The PhD Program in Culture and Theory Presents

“How to Be Gay”

a lecture by

David M. Halperin
W. H. Auden Collegiate Professor
of the History and Theory of Sexuality

University of Michigan, Ann Arbor

What's the relation between male homosexuality as a sexual practice and male homosexuality as a cultural practice? What explains the cultural object-choices of gay men? What can we find out about gay male subjectivity by studying gay men's cultural preferences instead of their sexual preferences? And what are the sexual meanings of specific cultural forms? That is the topic of David Halperin's new book, How to Be Gay.
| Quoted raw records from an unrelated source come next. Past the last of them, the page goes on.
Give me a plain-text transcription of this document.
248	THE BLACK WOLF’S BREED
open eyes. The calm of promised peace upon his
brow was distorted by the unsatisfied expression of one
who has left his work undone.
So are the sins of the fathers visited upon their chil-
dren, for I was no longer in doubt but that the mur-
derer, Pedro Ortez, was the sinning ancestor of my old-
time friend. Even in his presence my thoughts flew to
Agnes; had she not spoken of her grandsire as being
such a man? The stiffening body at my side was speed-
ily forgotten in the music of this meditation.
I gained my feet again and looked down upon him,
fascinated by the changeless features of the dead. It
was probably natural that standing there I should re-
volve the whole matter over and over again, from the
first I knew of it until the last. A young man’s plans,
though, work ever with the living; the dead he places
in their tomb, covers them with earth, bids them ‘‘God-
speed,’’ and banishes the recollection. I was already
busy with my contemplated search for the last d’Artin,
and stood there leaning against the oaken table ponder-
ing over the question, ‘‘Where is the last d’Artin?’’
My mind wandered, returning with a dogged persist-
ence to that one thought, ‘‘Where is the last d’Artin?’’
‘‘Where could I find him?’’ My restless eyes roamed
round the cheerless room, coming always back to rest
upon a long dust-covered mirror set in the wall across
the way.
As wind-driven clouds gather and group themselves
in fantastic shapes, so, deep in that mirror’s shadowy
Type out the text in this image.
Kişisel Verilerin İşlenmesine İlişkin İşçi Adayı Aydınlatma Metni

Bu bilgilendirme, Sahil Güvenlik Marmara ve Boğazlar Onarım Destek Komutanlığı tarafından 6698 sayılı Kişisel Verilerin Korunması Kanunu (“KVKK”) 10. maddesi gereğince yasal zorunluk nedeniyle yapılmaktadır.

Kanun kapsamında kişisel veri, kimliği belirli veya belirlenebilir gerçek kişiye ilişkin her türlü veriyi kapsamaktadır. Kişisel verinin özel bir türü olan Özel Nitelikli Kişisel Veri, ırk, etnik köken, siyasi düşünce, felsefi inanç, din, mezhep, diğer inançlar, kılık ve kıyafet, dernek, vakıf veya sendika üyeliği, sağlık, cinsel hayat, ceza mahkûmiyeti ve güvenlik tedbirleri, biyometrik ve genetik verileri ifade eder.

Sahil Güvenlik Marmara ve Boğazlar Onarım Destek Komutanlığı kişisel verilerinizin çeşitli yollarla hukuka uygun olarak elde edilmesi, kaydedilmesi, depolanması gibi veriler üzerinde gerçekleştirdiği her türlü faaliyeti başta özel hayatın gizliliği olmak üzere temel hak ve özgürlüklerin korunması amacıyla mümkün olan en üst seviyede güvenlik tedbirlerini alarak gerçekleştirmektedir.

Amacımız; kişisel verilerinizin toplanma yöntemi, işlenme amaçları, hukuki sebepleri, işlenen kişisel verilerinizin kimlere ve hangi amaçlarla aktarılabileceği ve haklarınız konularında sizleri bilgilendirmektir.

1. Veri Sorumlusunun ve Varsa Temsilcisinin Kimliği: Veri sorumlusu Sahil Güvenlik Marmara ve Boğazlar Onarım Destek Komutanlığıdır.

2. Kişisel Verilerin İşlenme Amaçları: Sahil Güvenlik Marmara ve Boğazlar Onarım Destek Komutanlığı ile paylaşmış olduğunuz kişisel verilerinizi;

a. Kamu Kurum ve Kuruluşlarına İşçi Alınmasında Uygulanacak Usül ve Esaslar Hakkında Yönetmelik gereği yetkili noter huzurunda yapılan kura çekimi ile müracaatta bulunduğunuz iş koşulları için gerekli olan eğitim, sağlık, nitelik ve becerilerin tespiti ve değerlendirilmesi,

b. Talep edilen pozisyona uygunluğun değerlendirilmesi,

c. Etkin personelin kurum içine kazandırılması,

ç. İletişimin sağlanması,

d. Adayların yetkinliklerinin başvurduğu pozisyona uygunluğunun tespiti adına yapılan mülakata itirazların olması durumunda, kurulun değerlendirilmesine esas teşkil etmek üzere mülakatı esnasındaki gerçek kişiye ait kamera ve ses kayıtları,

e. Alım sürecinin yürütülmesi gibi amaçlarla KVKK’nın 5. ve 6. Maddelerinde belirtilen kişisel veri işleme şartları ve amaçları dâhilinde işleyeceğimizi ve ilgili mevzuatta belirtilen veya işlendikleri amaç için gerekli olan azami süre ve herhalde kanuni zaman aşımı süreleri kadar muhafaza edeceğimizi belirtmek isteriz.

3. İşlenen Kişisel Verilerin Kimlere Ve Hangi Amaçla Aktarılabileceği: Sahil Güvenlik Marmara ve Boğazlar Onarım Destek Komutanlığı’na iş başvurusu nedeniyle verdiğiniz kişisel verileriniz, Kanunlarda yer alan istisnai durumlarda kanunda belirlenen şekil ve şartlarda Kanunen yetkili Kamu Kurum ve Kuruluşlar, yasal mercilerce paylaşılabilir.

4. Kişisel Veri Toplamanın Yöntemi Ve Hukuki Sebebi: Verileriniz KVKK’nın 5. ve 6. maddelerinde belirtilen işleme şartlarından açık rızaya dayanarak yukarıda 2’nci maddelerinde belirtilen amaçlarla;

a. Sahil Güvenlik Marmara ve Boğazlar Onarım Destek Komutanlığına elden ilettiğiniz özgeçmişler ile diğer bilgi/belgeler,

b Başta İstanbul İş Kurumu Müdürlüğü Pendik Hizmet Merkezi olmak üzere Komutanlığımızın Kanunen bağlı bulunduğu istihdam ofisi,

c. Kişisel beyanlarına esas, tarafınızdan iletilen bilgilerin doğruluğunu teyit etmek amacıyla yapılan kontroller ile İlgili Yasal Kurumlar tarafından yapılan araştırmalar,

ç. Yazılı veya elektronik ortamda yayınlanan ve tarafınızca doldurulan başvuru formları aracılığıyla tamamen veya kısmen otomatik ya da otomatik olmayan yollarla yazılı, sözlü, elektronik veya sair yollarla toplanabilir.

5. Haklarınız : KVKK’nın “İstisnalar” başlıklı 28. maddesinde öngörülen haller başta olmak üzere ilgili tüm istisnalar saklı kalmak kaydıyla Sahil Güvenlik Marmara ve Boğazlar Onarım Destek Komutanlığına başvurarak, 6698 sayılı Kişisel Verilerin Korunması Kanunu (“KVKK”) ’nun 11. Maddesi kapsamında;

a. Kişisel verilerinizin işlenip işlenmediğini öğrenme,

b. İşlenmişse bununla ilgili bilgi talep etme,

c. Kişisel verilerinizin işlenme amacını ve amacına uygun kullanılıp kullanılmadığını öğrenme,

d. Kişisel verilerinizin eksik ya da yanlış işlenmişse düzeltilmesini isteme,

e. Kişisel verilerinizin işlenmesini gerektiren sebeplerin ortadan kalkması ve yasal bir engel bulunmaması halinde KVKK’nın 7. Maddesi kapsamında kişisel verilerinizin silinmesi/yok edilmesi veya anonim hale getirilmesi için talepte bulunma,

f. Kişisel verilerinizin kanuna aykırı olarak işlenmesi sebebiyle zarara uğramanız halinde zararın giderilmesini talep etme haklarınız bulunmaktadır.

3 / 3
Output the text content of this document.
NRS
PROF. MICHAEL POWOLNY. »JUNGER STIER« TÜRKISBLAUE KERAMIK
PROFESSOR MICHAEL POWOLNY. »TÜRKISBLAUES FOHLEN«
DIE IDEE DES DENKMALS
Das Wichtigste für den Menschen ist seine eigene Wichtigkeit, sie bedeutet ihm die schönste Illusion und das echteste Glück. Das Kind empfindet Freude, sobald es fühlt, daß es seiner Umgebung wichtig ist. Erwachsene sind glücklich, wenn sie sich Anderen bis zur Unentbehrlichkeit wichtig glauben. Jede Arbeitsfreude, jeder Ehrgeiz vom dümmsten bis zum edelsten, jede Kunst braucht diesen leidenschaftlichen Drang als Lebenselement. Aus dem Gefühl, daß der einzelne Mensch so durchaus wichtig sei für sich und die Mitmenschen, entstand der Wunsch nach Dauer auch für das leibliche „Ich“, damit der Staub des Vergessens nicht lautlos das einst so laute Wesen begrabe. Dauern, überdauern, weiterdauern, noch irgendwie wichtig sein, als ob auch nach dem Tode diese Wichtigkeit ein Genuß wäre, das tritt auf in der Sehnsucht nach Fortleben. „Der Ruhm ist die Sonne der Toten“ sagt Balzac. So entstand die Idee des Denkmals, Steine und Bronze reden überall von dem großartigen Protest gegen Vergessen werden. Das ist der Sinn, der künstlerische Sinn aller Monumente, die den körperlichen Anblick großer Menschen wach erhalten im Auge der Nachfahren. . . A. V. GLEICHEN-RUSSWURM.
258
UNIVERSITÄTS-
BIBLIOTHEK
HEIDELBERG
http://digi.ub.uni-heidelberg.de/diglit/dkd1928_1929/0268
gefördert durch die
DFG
In this lecture, he will present a few insights from it.

Noon-2 PM
Thursday, April 1, 2010
HIB 135

David Halperin is one of the leading figures in LGBT Studies. Since the publication of One Hundred Years of Homosexuality and Saint Foucault: Towards a Gay Hagiography in the 1990s, he has helped to shape the field with his provocative books and edited collections and with GLQ: A Journal of Lesbian and Gay Studies, which he co-founded and co-edited for many years. Halperin’s What Do Gay Men Want? An Essay on Sex, Risk, and Subjectivity (2007) led to his recent work as a consultant to the Centers for Disease Control and the San Francisco Department of Public Health. The 2009 anthology Gay Shame (co-edited with Valerie Traub) emerged from a controversial conference he co-organized at the University of Michigan. A theorist and critic deeply engaged with activism (both within and outside of the academy), Halperin has woven his remarkably diverse areas of expertise—classical studies and its relation to contemporary cultural history; gay men's cultural practices and subjectivity; the history and theory of homosexuality; HIV/AIDS—into a singular body of work.

The PhD Program in Culture and Theory thanks the Critical Theory Emphasis and the Department of Women’s Studies for their generous co-sponsorship of this event. This event is free and open to the public. Please join us.